本文以实现一个 DecInt 模块为例，将输入的 12bit 图像数据（值域为 [0， 4095]），通过自定义查找表进行非线性解码，模拟某种数值映射，然后进行归一化处理，最终输出一个 [-1， 1] 范围的结果图像。

查表算子常用于：实现数据非线性幅度调整、进行颜色空间的转换或者对比度的增强等场景。

二、SegmentLUT 模块

SegmentLUT 是地平线提供的用于查表操作的模块，具备以下特性：

支持将输入索引映射到查找表指定输出；
支持对 LUT 函数进行量化；
可导出为 HBIR，用于 BPU 编译执行。

Plain 复制代码

from horizon_plugin_pytorch.nn import SegmentLUT
class SegmentLUT(Module):
    """
    Simulate any elementwise function by:
        Segment Look Up Table for int16 input.
        Look Up Table for int8 input.

    Args:
        simulated_func (Callable): Simulated function.
        is_centrosymmetric (bool): Whether F(x)=-F(-x). Deprecated.
            Use symmetric_mode instead.
        dividing_points (Optional[Union[List[Real], Tuple[Real]]]):
            Manually set the max input value of each segment.
            Defaults to None.
        input_range (Optional[Union[List[Real], Tuple[Real]]]):
            Manually set the valid input range.
        auto_divide_strategy (str):
            Strategy used to generate dividing points when
            dividing_points is None, only support 'evenly' and 'curvature'.
        inverse_func (Callable): The inverse function of the simulated function
            used to compute the input range in int-infer stage.
            !!!Note: Can only be used in monotonically decreasing function!!!
            Otherwise, the result of int-infer may be unexpected.
            Default to None
        gradients (Optional[Union[List[Real], Tuple[Real]]]):
            Manually set the gradient of linear interval on both side.
        symmetric_mode (str): It can be "ASYM", "YSYM" or "CSYM".
            Defaults to "ASYM".
            "ASYM": No symmetry.
            "YSYM": F(x)=F(-x).
            "CSYM": F(x)=-F(-x).
    """

三、构建查找表函数

定义一个将 [0， 4095] 映射到 [0， 16777215] 的函数。这里使用 numpy.interp 插值得到完整 4096 项的查表数组：

Plain 复制代码

def get_dec_func():
    # 样本点
    # 代表的是位置索引
    x = [0, 938, 1851, 2396, 3251, 4095]
    # 对应的是与x位置相对应的目标值
    y = [0, 3132, 105740, 387380, 3818601, 16777215]
    
    # 插值构造查表表项（共 4096 项）
    lookup_table = np.interp(np.arange(4096), x, y).astype(np.int32)
    to_dec = torch.from_numpy(lookup_table).to(torch.float32)

    def to_dec_func(x):
        indices = x.to(torch.int64)
        dec = torch.take(to_dec.to(x.device), indices)
        return dec
    return to_dec_func

通过这种方式，任意输入 [0， 4095] 的整数值，都可以在查表中获得对应的输出结果，实现近似非线性函数。

在这里，重点解释下

Plain 复制代码

lookup_table = np.interp(np.arange(4096), x, y).astype(np.int32)

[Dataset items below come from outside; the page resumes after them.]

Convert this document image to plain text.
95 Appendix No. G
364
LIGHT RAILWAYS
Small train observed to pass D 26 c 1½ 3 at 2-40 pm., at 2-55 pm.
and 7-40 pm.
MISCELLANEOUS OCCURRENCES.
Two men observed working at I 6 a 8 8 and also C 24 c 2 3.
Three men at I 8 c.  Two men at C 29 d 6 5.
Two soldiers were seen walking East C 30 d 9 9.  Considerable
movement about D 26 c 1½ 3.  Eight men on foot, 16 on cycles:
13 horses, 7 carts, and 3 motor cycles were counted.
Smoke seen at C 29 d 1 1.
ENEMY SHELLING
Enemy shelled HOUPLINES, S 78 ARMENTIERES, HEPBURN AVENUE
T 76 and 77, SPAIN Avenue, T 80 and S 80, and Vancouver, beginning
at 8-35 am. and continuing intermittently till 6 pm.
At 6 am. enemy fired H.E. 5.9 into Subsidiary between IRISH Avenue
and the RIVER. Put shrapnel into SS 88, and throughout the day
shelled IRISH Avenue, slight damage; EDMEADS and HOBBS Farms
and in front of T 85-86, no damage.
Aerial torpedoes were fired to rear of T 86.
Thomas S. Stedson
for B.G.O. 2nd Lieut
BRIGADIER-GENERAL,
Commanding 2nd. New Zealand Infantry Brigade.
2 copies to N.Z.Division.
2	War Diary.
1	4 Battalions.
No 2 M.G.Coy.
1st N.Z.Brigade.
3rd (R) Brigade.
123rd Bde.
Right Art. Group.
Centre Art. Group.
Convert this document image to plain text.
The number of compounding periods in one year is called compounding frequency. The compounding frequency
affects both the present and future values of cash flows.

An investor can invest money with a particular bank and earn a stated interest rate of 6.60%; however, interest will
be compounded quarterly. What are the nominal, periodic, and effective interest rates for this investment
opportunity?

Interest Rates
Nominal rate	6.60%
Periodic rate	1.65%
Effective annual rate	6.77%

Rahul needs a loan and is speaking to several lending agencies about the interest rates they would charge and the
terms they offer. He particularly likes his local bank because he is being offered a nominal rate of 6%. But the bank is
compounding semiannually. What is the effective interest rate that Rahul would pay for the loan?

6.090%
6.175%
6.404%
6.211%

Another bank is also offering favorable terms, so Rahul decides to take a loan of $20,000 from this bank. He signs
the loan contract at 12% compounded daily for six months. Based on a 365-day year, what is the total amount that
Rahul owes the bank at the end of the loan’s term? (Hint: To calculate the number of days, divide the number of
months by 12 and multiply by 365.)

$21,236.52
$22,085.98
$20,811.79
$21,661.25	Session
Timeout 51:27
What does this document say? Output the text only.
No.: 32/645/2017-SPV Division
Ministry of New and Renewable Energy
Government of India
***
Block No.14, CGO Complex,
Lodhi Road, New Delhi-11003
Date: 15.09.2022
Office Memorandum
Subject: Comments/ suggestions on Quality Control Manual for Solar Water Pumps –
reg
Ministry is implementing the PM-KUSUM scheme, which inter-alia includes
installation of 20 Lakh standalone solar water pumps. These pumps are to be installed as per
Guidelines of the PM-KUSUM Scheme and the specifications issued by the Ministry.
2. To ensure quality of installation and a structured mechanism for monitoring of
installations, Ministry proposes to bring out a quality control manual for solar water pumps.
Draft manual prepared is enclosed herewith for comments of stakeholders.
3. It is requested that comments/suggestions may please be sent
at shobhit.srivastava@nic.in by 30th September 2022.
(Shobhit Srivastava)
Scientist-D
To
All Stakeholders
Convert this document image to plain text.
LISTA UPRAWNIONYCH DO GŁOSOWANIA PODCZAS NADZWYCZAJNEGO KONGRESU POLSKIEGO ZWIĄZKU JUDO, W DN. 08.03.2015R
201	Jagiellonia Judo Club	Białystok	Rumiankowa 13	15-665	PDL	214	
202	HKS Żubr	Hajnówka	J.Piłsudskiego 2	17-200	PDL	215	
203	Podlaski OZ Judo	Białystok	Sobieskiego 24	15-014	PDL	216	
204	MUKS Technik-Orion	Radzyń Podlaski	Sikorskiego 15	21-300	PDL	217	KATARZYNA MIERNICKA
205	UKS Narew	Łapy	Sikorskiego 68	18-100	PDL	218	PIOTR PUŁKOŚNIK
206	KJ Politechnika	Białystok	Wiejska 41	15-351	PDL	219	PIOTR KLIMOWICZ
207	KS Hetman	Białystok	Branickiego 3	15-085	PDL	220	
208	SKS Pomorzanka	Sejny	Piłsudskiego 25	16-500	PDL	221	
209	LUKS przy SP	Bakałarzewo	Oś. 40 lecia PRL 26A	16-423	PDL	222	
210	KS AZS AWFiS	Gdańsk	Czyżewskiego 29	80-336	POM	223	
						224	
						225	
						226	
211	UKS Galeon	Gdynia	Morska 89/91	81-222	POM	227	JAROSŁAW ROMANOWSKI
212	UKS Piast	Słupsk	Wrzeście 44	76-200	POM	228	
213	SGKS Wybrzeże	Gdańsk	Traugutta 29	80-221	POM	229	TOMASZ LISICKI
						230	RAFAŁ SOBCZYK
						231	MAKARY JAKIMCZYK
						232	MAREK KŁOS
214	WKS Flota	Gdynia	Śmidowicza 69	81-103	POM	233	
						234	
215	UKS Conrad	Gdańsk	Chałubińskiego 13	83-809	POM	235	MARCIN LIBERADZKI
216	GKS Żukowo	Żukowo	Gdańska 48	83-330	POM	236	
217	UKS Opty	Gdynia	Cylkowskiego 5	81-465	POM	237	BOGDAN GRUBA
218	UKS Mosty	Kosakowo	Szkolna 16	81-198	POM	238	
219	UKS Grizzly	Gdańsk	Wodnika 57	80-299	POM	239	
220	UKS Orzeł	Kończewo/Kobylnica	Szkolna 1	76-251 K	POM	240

借助 np.interp 函数来完成线性插值工作，进而生成查找表

np.arange（4096）会生成从 0 到 4095 的整数序列，这些整数代表了查找表的索引。
np.interp（...）会在已知的点（x， y）之间进行线性插值，从而计算出每个索引所对应的插值结果。
.astype（np.int32）会把插值得到的浮点数结果转换为 32 位整数，这样做是为了符合查找表对整数的使用需求。

四、示例运行

示例很简单，主体包括：

为了方便部署，插入量化、反量化节点
调用 SegmentLUT 查表
数据归一化

Plain 复制代码

class DecInt(nn.Module):
    def __init__(self):
        super(DecInt, self).__init__()
        to_dec_func = get_dec_func()
        self.to_dec = SegmentLUT(to_dec_func, is_centrosymmetric=True)
        self.sub = FloatFunctional()
        self.quant = QuantStub()
        self.dequant = DeQuantStub()

    def forward(self, img):
        img = self.quant(img)
        img = self.to_dec(img)

        # 找到每张图像的最大值与最小值
        max_vals = img.view(img.size(0), -1).max(dim=1)[0].view(-1, 1, 1, 1)
        min_vals = img.view(img.size(0), -1).min(dim=1)[0].view(-1, 1, 1, 1)
        # 归一化到 [0, 1]
        diff = (max_vals - min_vals) + 1e-6
        img = img - min_vals
        img = torch.clamp(img / diff, 0, 1.0)
        # 乘以 2，再减去 1，将其变换到 [-1, 1] 区间
        img = img * 2
        img = self.sub.sub(img, 1)
        return self.dequant(img)

全部示例代码：

Plain 复制代码

from horizon_plugin_pytorch.nn import SegmentLUT
from horizon_plugin_pytorch.nn.quantized import FloatFunctional
from horizon_plugin_pytorch.quantization import QuantStub, qint16
from torch.quantization import DeQuantStub
import numpy as np
import torch
import copy
import torch.nn as nn
from horizon_plugin_pytorch.quantization import QConfig, FakeQuantize, observer_v2
from horizon_plugin_pytorch import set_march, March
set_march(March.NASH_M)
from horizon_plugin_pytorch.quantization import prepare, set_fake_quantize, FakeQuantState, FixedScaleObserver, FakeCast
from horizon_plugin_pytorch.quantization import QuantStub
from horizon_plugin_pytorch.quantization.hbdk4 import export
from horizon_plugin_pytorch.quantization.qconfig_template import calibration_8bit_weight_16bit_act_qconfig_setter, ModuleNameQconfigSetter
from horizon_plugin_pytorch.quantization.qconfig import get_qconfig, MSEObserver, MinMaxObserver
from horizon_plugin_pytorch.dtype import qint8, qint16
from torch.quantization import DeQuantStub
import torch.nn as nn
from horizon_plugin_pytorch.quantization import hbdk4 as hb4
from hbdk4.compiler import convert, save, hbm_perf, visualize, compile

def get_dec_func():
    # LUT 映射表：输入值 12bit范围
    x = [0, 938, 1851, 2396, 3251, 4095]
    # 对应的输出值
    y = [0, 3132, 105740, 387380, 3818601, 16777215]
    lookup_table = np.interp(np.arange(4096), list(x), list(y)).astype(np.int32)
    print(len(lookup_table))
    exit()
    to_dec = torch.from_numpy(lookup_table).to(torch.float32)
    def to_dec_func(x):
        indices = x.to(torch.int64)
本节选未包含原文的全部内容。